Job: Data engineer
The role: To take advantage of new technologies such as machine learning, predictive analytics and artificial intelligence, organizations must first sort and organize data that are often stored on multiple, incompatible platforms. The role of a data engineer is to make data from different sources available for data scientists to utilize.
“You have all this disparate data that’s not mutually compatible with each other, and it’s very hard for a data scientist to work with,” explained Colin Fraser, a data scientist for Vancouver-based online charitable giving platform CHIMP. “A data engineer is someone who is fluent with all of those database types and languages, and can access the data out of all of them and integrate it into something that is usable for a data scientist.”
Mr. Fraser explains that companies often mistakenly hire data scientists to build new capabilities using the data they’ve gathered, only to discover that they first need to organize that data into a usable format, something most data scientists aren’t trained to do.
“Companies will jump to hiring a data scientist before they have a data engineer, and then the data scientist ends up sitting around for four, five, six months not really doing anything, because they're not skilled in data engineering,” he said.
“I would think in an entry-level position in data engineering, you would be looking at about $50,000 to $60,000 per year, and then mid-level would be $60,000 to $80,000 [annually] and upper would be $80,000 to over $100,000 [per year],” said Mr. Fraser, adding that the more platforms data scientists have proficiency in, the more they stand to earn.
Education: While there are no educational or licensing requirements, a vast majority of data engineers have at least an undergraduate-level degree in computer science, engineering, statistics or a related field.
The most important educational requirement for many employers, however, is certification or proven proficiency with popular database platforms, such as Amazon Web Services, Microsoft Azure and Google Cloud.
“If you’re someone that already knows three or four systems, you’re a lot more valuable than someone who has to learn it on the job,” Mr. Fraser said.
Those seeking certification can find training programs and exam preparation materials through the major database platforms, including Microsoft Certified Professional certification, Google Cloud Certified Professional Data Engineer and Amazon Web Services Certified Big Data Specialty. Exams are offered in major cities across Canada multiple times each year, and typically cost between $200 and $500 to write.
Job prospects: The demand for data scientists in Canada is skyrocketing, and organizations are gradually realizing the need for pairing them with data engineers. As a result, demand is growing, but not at the same rate as the more commonly understood data-scientist role.
“You might not find as many postings, but I think the need is just about the same,” Mr. Fraser said. “Big financial firms, banks, insurance companies, companies that have a long history of knowing that they need to protect and cherish their data will have bigger data-engineering teams, but it’s something that’s becoming more and more apparent and important for smaller companies, as well.”
Mr.

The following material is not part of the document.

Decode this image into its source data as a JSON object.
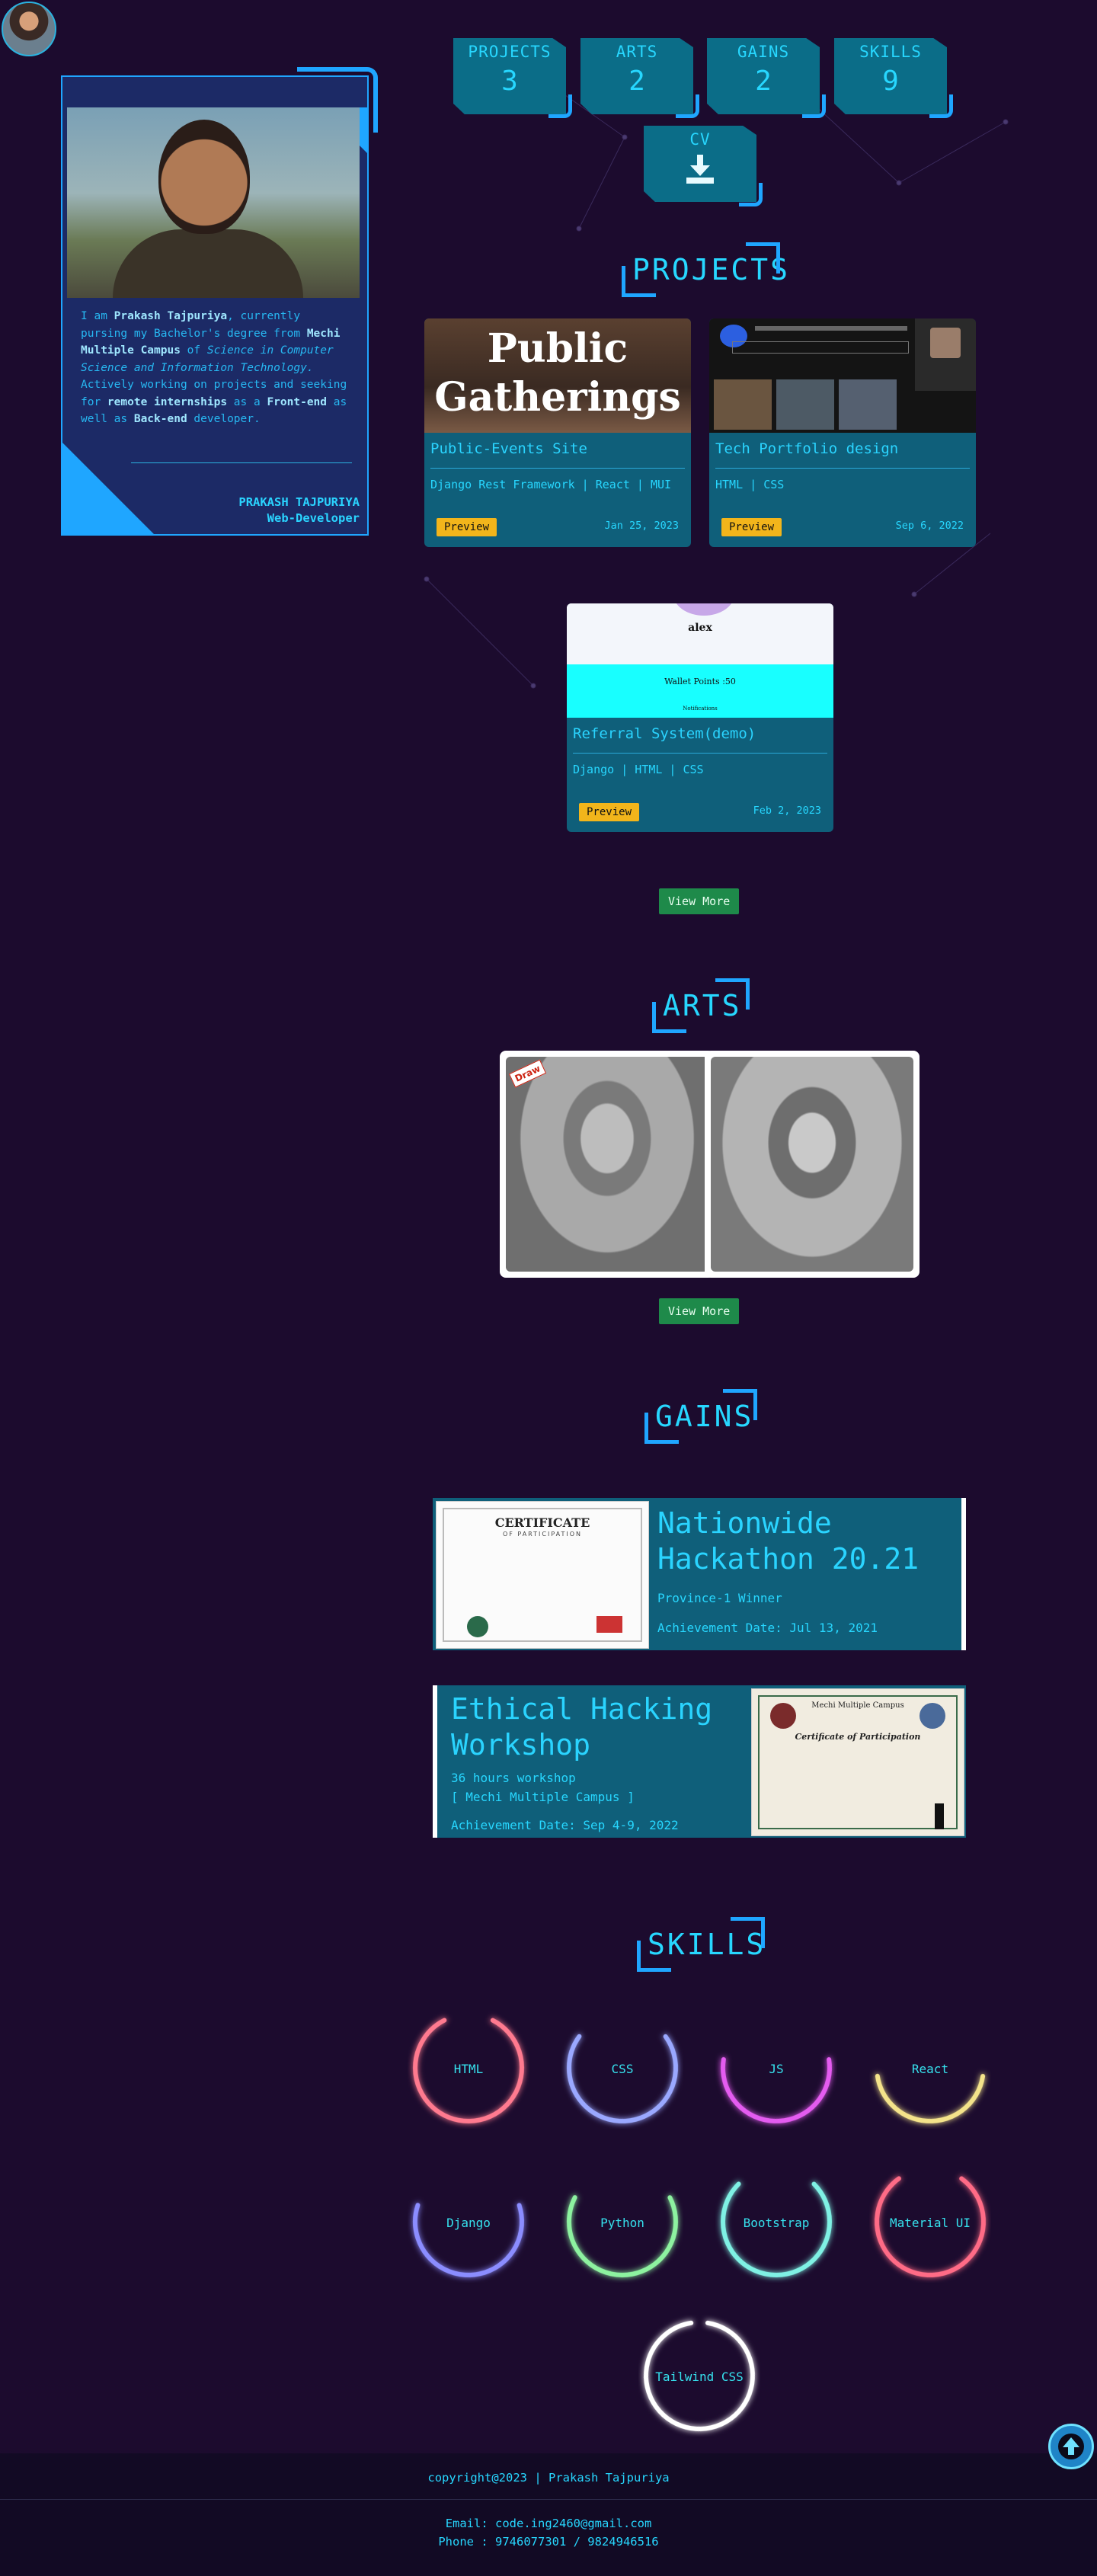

Fraser adds that most employers are based in major cities, but data engineers are typically able to work remotely.
Challenges: Mr. Fraser says the biggest challenge most data engineers contend with is simply keeping up with the technology in a quickly evolving field.
“The way that you manage data today is very different even from how it was three years ago,” he said. “That means that whatever you learned in school five years ago is not used any more, so you constantly have to read about new technologies, try new technologies, go to conferences and see what other companies are doing.”
Why they do it: While keeping on top of advances in technology is the greatest challenge, Mr. Fraser says that, for many, it’s also the greatest perk.
“You’re really an architect when you’re a data engineer, in the sense that you’re building some kind of system with lots of moving parts that all have to talk to each other,” he said. “For the right personality, that’s a really exciting challenge.”
Misconceptions: The biggest misconception about data engineers, according to Mr. Fraser, is that companies don’t need to hire one if they already have a data scientist on staff. “The reality is that your data is probably very messy, your data is in lots of different places, and it takes a specialized, dedicated role to really process it and get it into a state where the data scientist can work with it,” he said.